Lime Improvement is a quick and simple operation that can be incorporated into any earthmoving contract no matter how large or small. Because the nature of the soil is quickly changed to improve the handling characteristics, productivity is often enhanced. The segregation of unacceptable material is also eliminated. This is simply treated with lime as it is identified to obtain the soil properties that are required.

One of the great advantages of improving soils with quicklime is the ability to retain all material on site. This eliminates the need to remove material to tip and saves the cost of tipping and haulage charges. This often has an impact on the construction programme as it is usually considerably quicker to treat soils on site rather than dig, dump and replace.


The mechanisms of Lime Treatment of Soils

  1. Improvement (quicklime addition only)

Once quicklime is mixed with the moisture bearing soil an exothermic (heat producing) reaction takes place.

+ H2O
= Ca(OH)2
hydrated lime
 + 1,140 kJ/kg CaO
heat produced 

In a homogeneous mixture, the quicklime reacts with the moisture present in the soil. This exothermic reaction generates significant amounts of heat energy which will dry the soil (temperatures can reach in excess of 100ºC) as well as chemically binding 32% of it’s own weight of water as hydroxide.

2. Modification (quicklime or hydrated lime / liquid lime addition)

The next steps, Modification and Stabilisation only occur with clay soils. When quicklime or hydrated lime is added to a clay soil, the clay platelets go through an ion exchange process, which introduces calcium into the clay surface and causes a change in the way the clay platelets align, as shown in the pictures below. This gives an increase in soil strength and will normally occur quite rapidly (usually within two hours of mixing but can take up to a day depending on site conditions).

3. Stabilisation (quicklime or hydrated lime / liquid lime addition)

The silica and alumina contents of the clay soil will react with the calcium present in the lime to form calcium silicate hydrates or calcium aluminate hydrates. This reaction is slow to proceed and is similar to the reactions that occur when cement cures. The strength gain can continue for over 10 years.

The Process

The process is simple and can range from basic plough and disc harrow through to purpose built lime spreaders and rotovator. This allows lime treatment work to be carried out from small to major sites.

Process Advice

Contact the British Lime Association members who have extensive experience of Lime Treatment of Soils and are available to help with your project.

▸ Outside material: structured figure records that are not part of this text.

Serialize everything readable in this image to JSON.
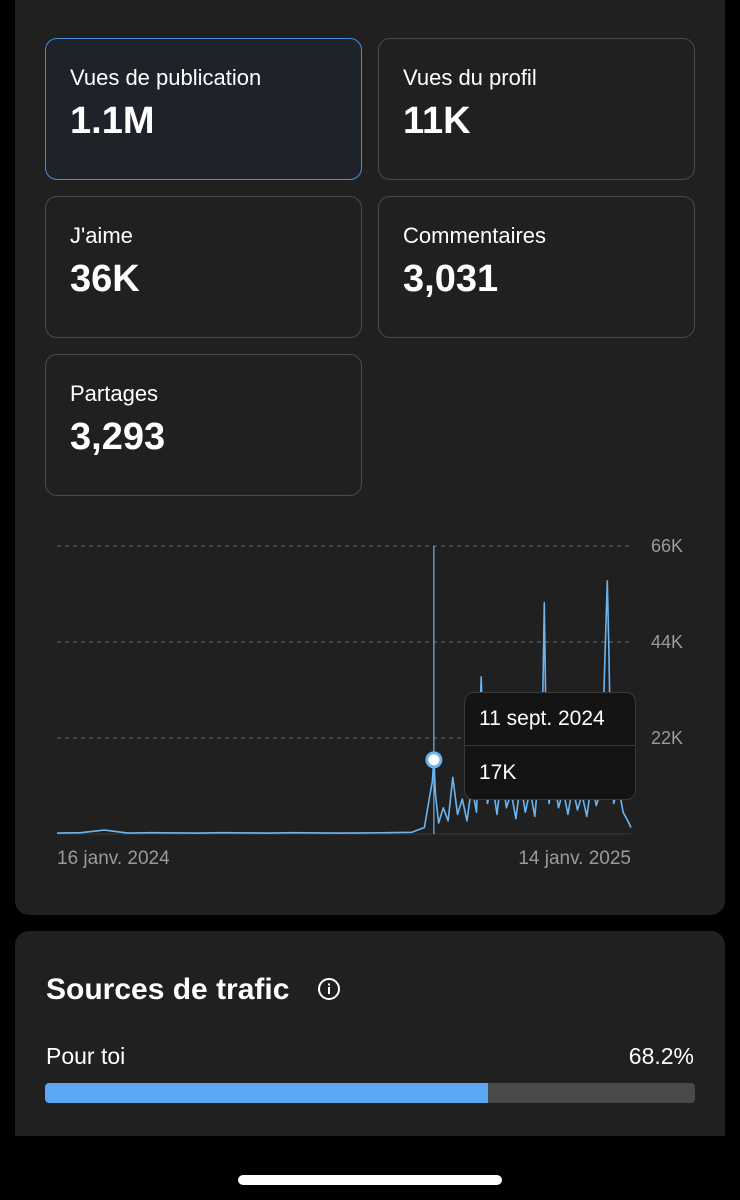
{
  "metrics": [
    {
      "label": "Vues de publication",
      "value": "1.1M",
      "selected": true
    },
    {
      "label": "Vues du profil",
      "value": "11K",
      "selected": false
    },
    {
      "label": "J'aime",
      "value": "36K",
      "selected": false
    },
    {
      "label": "Commentaires",
      "value": "3,031",
      "selected": false
    },
    {
      "label": "Partages",
      "value": "3,293",
      "selected": false
    }
  ],
  "chart_data": {
    "type": "line",
    "y_ticks": [
      "66K",
      "44K",
      "22K"
    ],
    "ylim": [
      0,
      66000
    ],
    "x_start_label": "16 janv. 2024",
    "x_end_label": "14 janv. 2025",
    "color": "#6cb4f0",
    "grid": true,
    "series": [
      {
        "x": [
          "2024-01-16",
          "2024-01-31",
          "2024-02-15",
          "2024-03-01",
          "2024-03-16",
          "2024-03-31",
          "2024-04-15",
          "2024-04-30",
          "2024-05-15",
          "2024-05-30",
          "2024-06-14",
          "2024-06-29",
          "2024-07-14",
          "2024-07-29",
          "2024-08-13",
          "2024-08-28",
          "2024-09-05",
          "2024-09-08",
          "2024-09-10",
          "2024-09-11",
          "2024-09-12",
          "2024-09-14",
          "2024-09-17",
          "2024-09-20",
          "2024-09-23",
          "2024-09-26",
          "2024-09-29",
          "2024-10-02",
          "2024-10-05",
          "2024-10-08",
          "2024-10-10",
          "2024-10-11",
          "2024-10-12",
          "2024-10-15",
          "2024-10-18",
          "2024-10-21",
          "2024-10-24",
          "2024-10-27",
          "2024-10-30",
          "2024-11-02",
          "2024-11-05",
          "2024-11-08",
          "2024-11-11",
          "2024-11-14",
          "2024-11-17",
          "2024-11-19",
          "2024-11-20",
          "2024-11-21",
          "2024-11-23",
          "2024-11-26",
          "2024-11-29",
          "2024-12-02",
          "2024-12-05",
          "2024-12-08",
          "2024-12-11",
          "2024-12-14",
          "2024-12-17",
          "2024-12-20",
          "2024-12-23",
          "2024-12-26",
          "2024-12-28",
          "2024-12-30",
          "2024-12-31",
          "2025-01-01",
          "2025-01-03",
          "2025-01-06",
          "2025-01-09",
          "2025-01-12",
          "2025-01-14"
        ],
        "y": [
          200,
          300,
          900,
          200,
          300,
          250,
          200,
          300,
          250,
          200,
          300,
          250,
          200,
          250,
          300,
          400,
          1500,
          8000,
          12000,
          17000,
          9000,
          2500,
          6000,
          3000,
          13000,
          4500,
          8000,
          3000,
          11000,
          5000,
          25000,
          36000,
          22000,
          7000,
          12000,
          4500,
          14000,
          6000,
          9500,
          3500,
          12000,
          5000,
          10000,
          4000,
          16000,
          30000,
          53000,
          28000,
          7000,
          13000,
          6000,
          10000,
          4500,
          11000,
          5500,
          9000,
          4000,
          12000,
          6500,
          10000,
          35000,
          58000,
          42000,
          20000,
          7000,
          11000,
          5000,
          3000,
          1500
        ]
      }
    ],
    "tooltip": {
      "date": "11 sept. 2024",
      "value": "17K"
    }
  },
  "traffic": {
    "title": "Sources de trafic",
    "source_label": "Pour toi",
    "source_percent_text": "68.2%",
    "source_percent": 68.2
  }
}
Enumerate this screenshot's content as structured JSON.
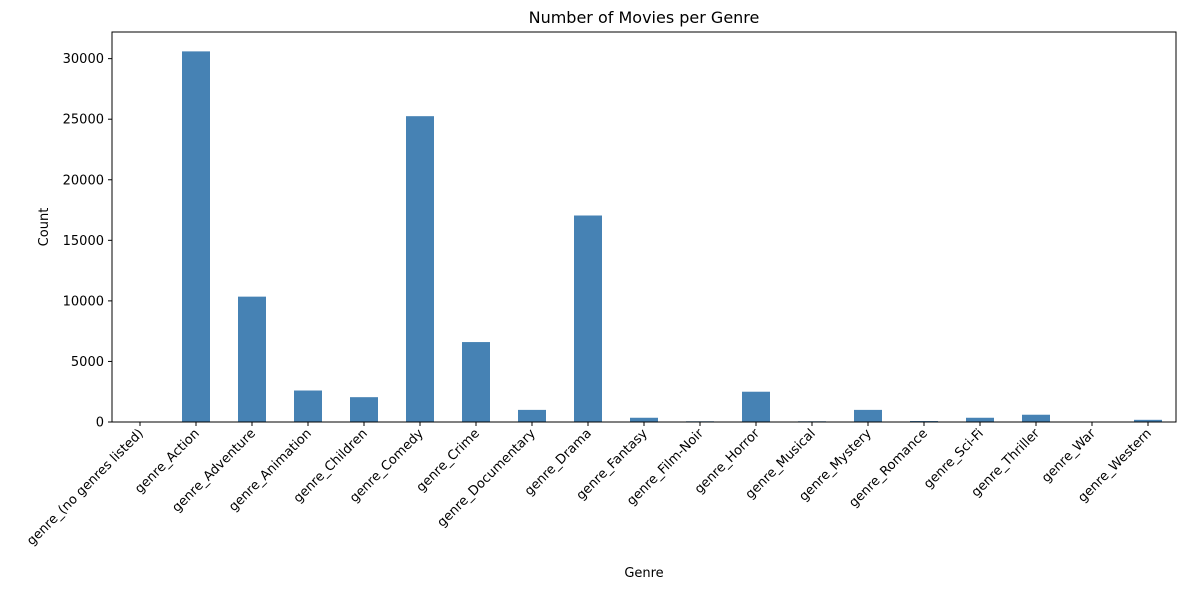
{
  "chart_data": {
    "type": "bar",
    "title": "Number of Movies per Genre",
    "xlabel": "Genre",
    "ylabel": "Count",
    "ylim": [
      0,
      32200
    ],
    "yticks": [
      0,
      5000,
      10000,
      15000,
      20000,
      25000,
      30000
    ],
    "grid": false,
    "bar_color": "#4682b4",
    "categories": [
      "genre_(no genres listed)",
      "genre_Action",
      "genre_Adventure",
      "genre_Animation",
      "genre_Children",
      "genre_Comedy",
      "genre_Crime",
      "genre_Documentary",
      "genre_Drama",
      "genre_Fantasy",
      "genre_Film-Noir",
      "genre_Horror",
      "genre_Musical",
      "genre_Mystery",
      "genre_Romance",
      "genre_Sci-Fi",
      "genre_Thriller",
      "genre_War",
      "genre_Western"
    ],
    "values": [
      0,
      30600,
      10350,
      2600,
      2050,
      25250,
      6600,
      1000,
      17050,
      350,
      60,
      2500,
      60,
      1000,
      80,
      350,
      600,
      0,
      180
    ]
  }
}
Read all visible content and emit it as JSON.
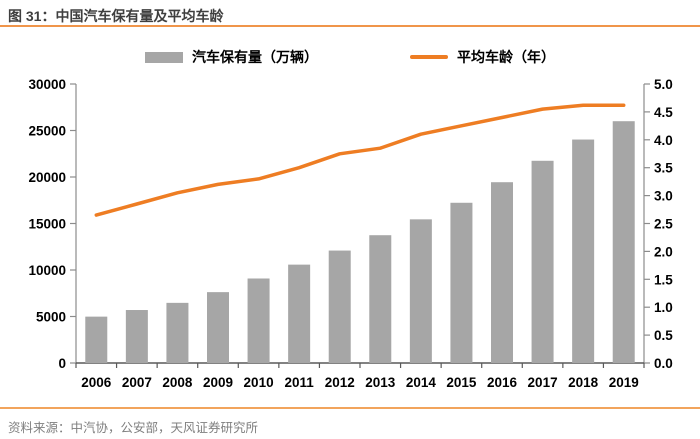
{
  "title": "图 31：中国汽车保有量及平均车龄",
  "source": "资料来源：中汽协，公安部，天风证券研究所",
  "legend": [
    {
      "label": "汽车保有量（万辆）",
      "swatch": "bar-swatch-icon",
      "color": "#a6a6a6"
    },
    {
      "label": "平均车龄（年）",
      "swatch": "line-swatch-icon",
      "color": "#ee7d23"
    }
  ],
  "colors": {
    "bar": "#a6a6a6",
    "line": "#ee7d23",
    "title_text": "#3f3f3f",
    "rule_orange": "#f0954a",
    "axis_line": "#8c8c8c",
    "x_axis_line": "#595959",
    "tick_label": "#000000",
    "source_text": "#7f7f7f"
  },
  "chart_data": {
    "type": "bar",
    "subtype": "bar-line-combo",
    "title": "中国汽车保有量及平均车龄",
    "categories": [
      "2006",
      "2007",
      "2008",
      "2009",
      "2010",
      "2011",
      "2012",
      "2013",
      "2014",
      "2015",
      "2016",
      "2017",
      "2018",
      "2019"
    ],
    "series": [
      {
        "name": "汽车保有量（万辆）",
        "type": "bar",
        "axis": "left",
        "color": "#a6a6a6",
        "values": [
          4985,
          5697,
          6467,
          7619,
          9086,
          10578,
          12089,
          13741,
          15447,
          17228,
          19440,
          21743,
          24028,
          26000
        ]
      },
      {
        "name": "平均车龄（年）",
        "type": "line",
        "axis": "right",
        "color": "#ee7d23",
        "values": [
          2.65,
          2.85,
          3.05,
          3.2,
          3.3,
          3.5,
          3.75,
          3.85,
          4.1,
          4.25,
          4.4,
          4.55,
          4.62,
          4.62
        ]
      }
    ],
    "left_axis": {
      "min": 0,
      "max": 30000,
      "step": 5000,
      "ticks": [
        "0",
        "5000",
        "10000",
        "15000",
        "20000",
        "25000",
        "30000"
      ]
    },
    "right_axis": {
      "min": 0,
      "max": 5,
      "step": 0.5,
      "ticks": [
        "0.0",
        "0.5",
        "1.0",
        "1.5",
        "2.0",
        "2.5",
        "3.0",
        "3.5",
        "4.0",
        "4.5",
        "5.0"
      ]
    },
    "grid": false,
    "legend_position": "top"
  }
}
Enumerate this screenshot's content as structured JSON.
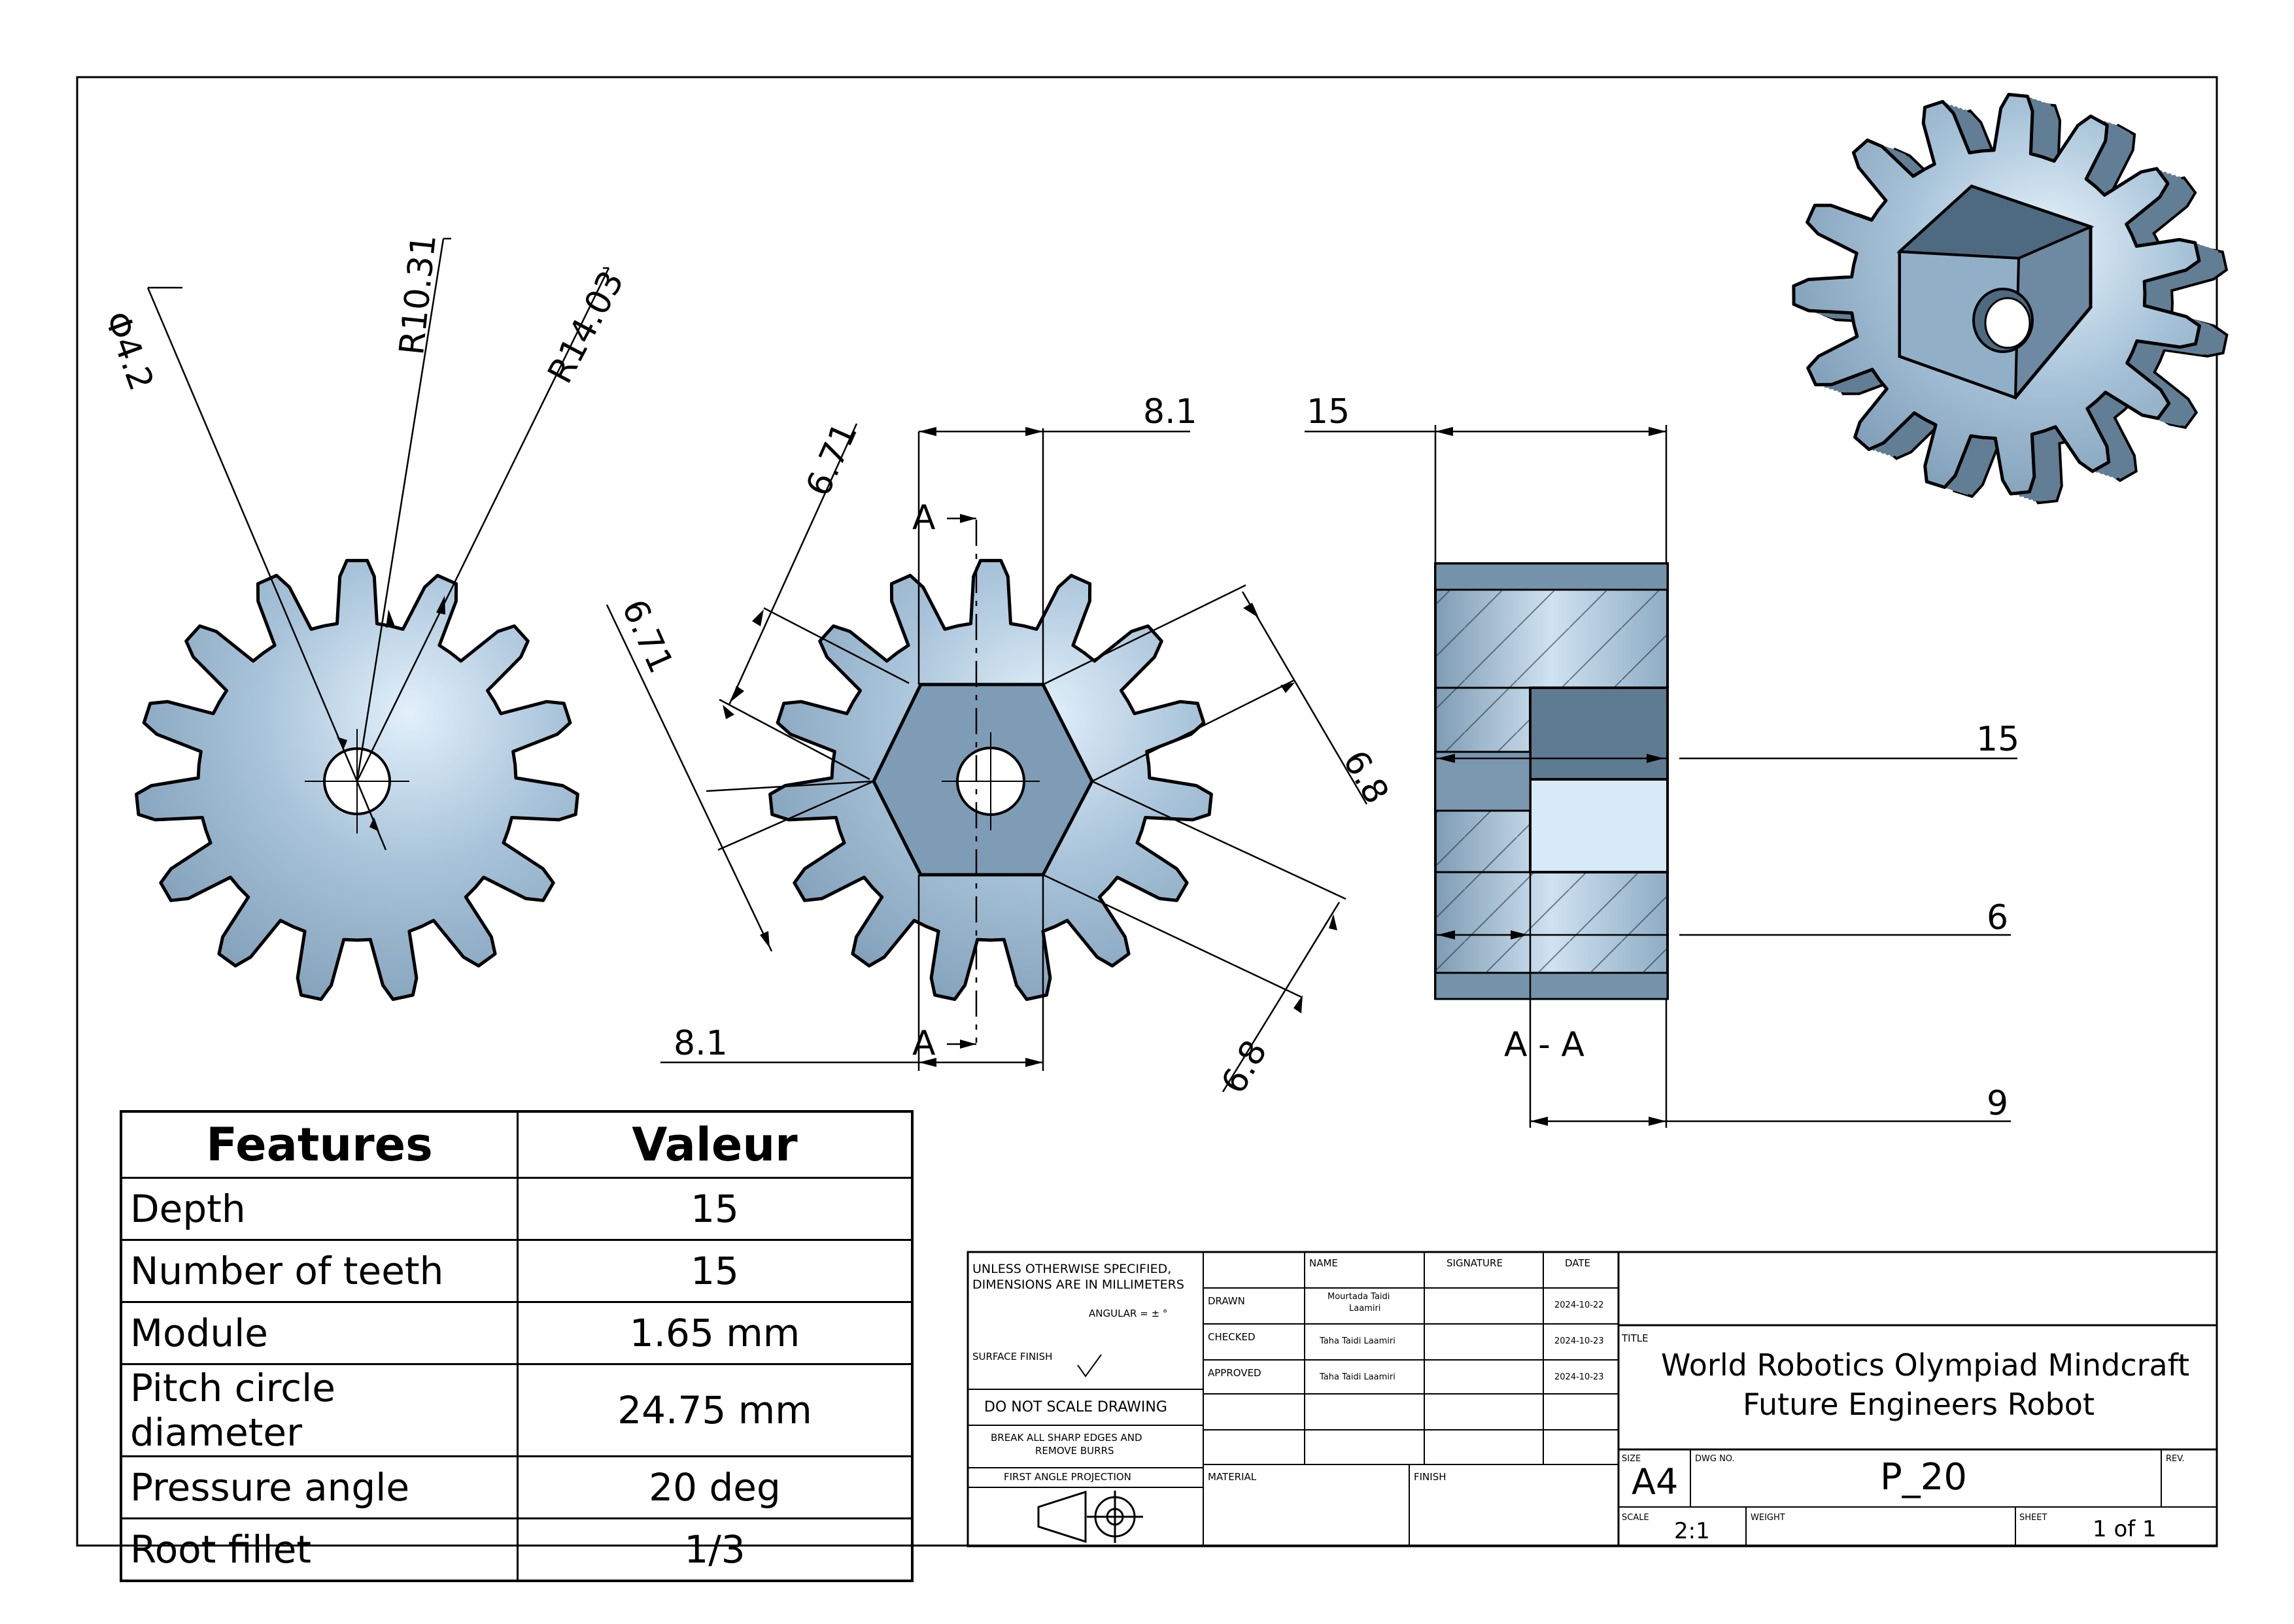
{
  "dimensions": {
    "d_phi": "Φ4.2",
    "d_r1": "R10.31",
    "d_r2": "R14.03",
    "d_671a": "6.71",
    "d_671b": "6.71",
    "d_81a": "8.1",
    "d_81b": "8.1",
    "d_68a": "6.8",
    "d_68b": "6.8",
    "d_15a": "15",
    "d_15b": "15",
    "d_6": "6",
    "d_9": "9",
    "sec_a_top": "A",
    "sec_a_bot": "A",
    "sec_label": "A - A"
  },
  "features_table": {
    "header_feature": "Features",
    "header_value": "Valeur",
    "rows": [
      {
        "feature": "Depth",
        "value": "15"
      },
      {
        "feature": "Number of teeth",
        "value": "15"
      },
      {
        "feature": "Module",
        "value": "1.65 mm"
      },
      {
        "feature": "Pitch circle diameter",
        "value": "24.75 mm"
      },
      {
        "feature": "Pressure angle",
        "value": "20 deg"
      },
      {
        "feature": "Root fillet",
        "value": "1/3"
      }
    ]
  },
  "title_block": {
    "unless1": "UNLESS OTHERWISE SPECIFIED,",
    "unless2": "DIMENSIONS ARE IN MILLIMETERS",
    "angular": "ANGULAR = ± °",
    "surface_finish": "SURFACE FINISH",
    "do_not_scale": "DO NOT SCALE DRAWING",
    "break1": "BREAK ALL SHARP EDGES AND",
    "break2": "REMOVE BURRS",
    "first_angle": "FIRST ANGLE PROJECTION",
    "col_name": "NAME",
    "col_signature": "SIGNATURE",
    "col_date": "DATE",
    "drawn_label": "DRAWN",
    "drawn_name1": "Mourtada Taidi",
    "drawn_name2": "Laamiri",
    "drawn_date": "2024-10-22",
    "checked_label": "CHECKED",
    "checked_name": "Taha Taidi Laamiri",
    "checked_date": "2024-10-23",
    "approved_label": "APPROVED",
    "approved_name": "Taha Taidi Laamiri",
    "approved_date": "2024-10-23",
    "material_label": "MATERIAL",
    "finish_label": "FINISH",
    "title_label": "TITLE",
    "title_line1": "World Robotics Olympiad Mindcraft",
    "title_line2": "Future Engineers Robot",
    "size_label": "SIZE",
    "size_value": "A4",
    "dwg_label": "DWG NO.",
    "dwg_value": "P_20",
    "rev_label": "REV.",
    "scale_label": "SCALE",
    "scale_value": "2:1",
    "weight_label": "WEIGHT",
    "sheet_label": "SHEET",
    "sheet_value": "1 of 1"
  },
  "colors": {
    "body": "#8aa8c2",
    "body_dark": "#627e95",
    "body_light": "#dcecf8",
    "line": "#000000"
  }
}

Advantages of Lime Treatment
  • Save ££££'s - Reduce Project Costs.
  • Save Time - Bring your project back on schedule or even finish early !
  • Least Environmental Impact - Minimise vehicle movements and disturbance to the
  • surrounding areas.
  • Minimise - Waste generation, tipping and aggregate fill demand.
  • Avoid - Aggregate and Landfill Taxes.
  • Simple - process and equipment requirements.
  • Long History of Use - Used widely for many years throughout the World.

Lime Treatment of unsuitable or contaminated soil is a simple process which is being used to strengthen, dry out or remediate unsuitable ground. There is a long history of use on large and small projects alike.

Main Contractors are saving considerable amounts of time and money by using Lime Treatment, which avoids the need for dig and dump by treating material in situ. This reduces imported aggregate and landfill costs and can often be done with simple, readily available equipment either by an earthworks contractor or a specialist subcontractor.